Interactions between AR, MAGE-11, and TIF2. A, schematic diagram of dynamic interactions between AR (blue), MAGE-11 (orange), and TIF2 (light blue) in the context of the AR antiparallel dimer bound to DNA. Indicated is the AR NH₂-terminal (N) activation function 1 (AF1), AR carboxyl-terminal (C) activation function 2 (AF2), and the AR FXXLF motif interaction site for MAGE-11 and AF2 in the N/C interaction. B, detailed schematic diagram of interactions between MAGE-11 (orange) F-box residues 329–369 in the carboxyl-terminal MAGE homology domain (MHD) with the AR (blue) NH₂-terminal FXXLF motif ²³FQNLF²⁷, which is modulated by phosphorylation in the MAGE-11 F-box at Thr-360, monoubiquitinylation (Ub) at Lys-240 and -245 (19), and serum stimulation of MAP kinase phosphorylation of MAGE-11 Ser-174 outside the F-box.

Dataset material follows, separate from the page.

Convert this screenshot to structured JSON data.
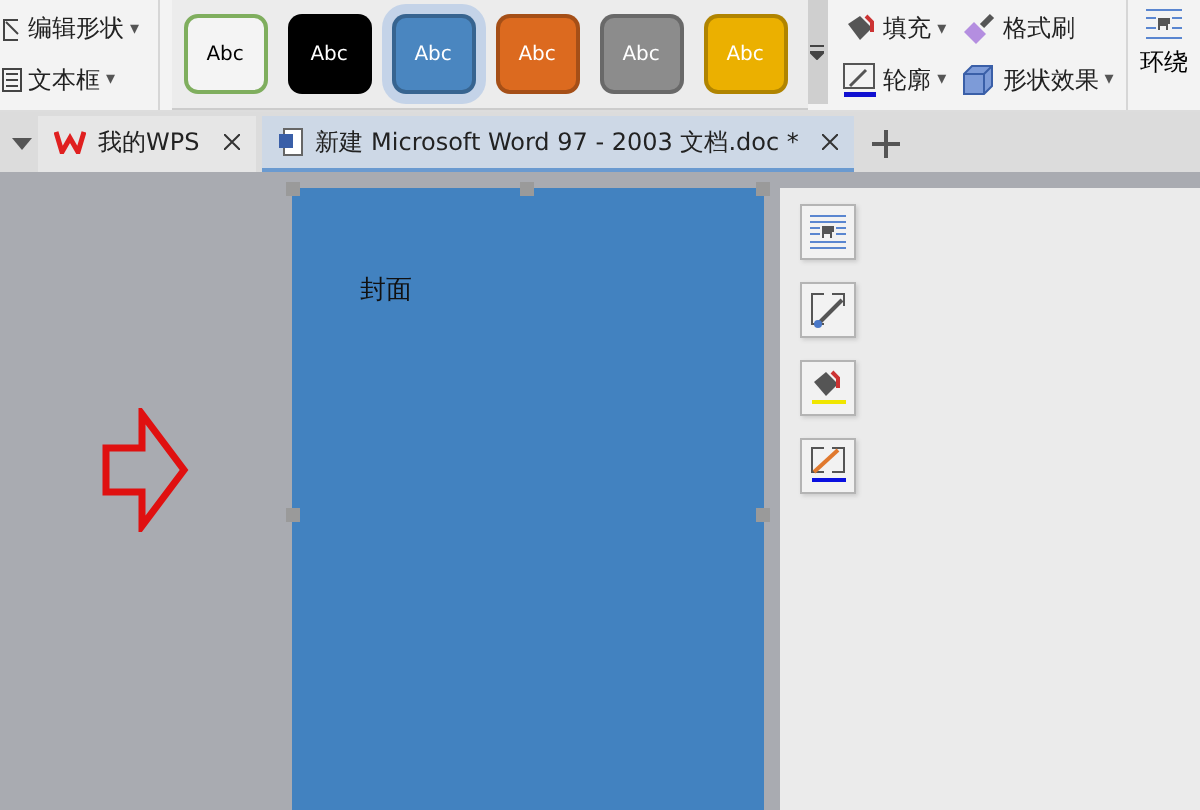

AR transcriptional activity is increased by MAGE-11 F-box binding of the AR FXXLF motif, which competitively inhibits AR FXXLF motif binding to AF2 in the AR N/C interaction. This exposes AF2 in the AR ligand binding domain (LBD) for TIF2 (light blue) LXXLL (LX) motif binding. MAGE-11 also increases AR transcriptional activity through direct interactions with the TIF2 NH₂-terminal region and with AD1 mediated in part by MAGE-11 FXXIF motif ²⁶⁰FPEIF²⁶⁴.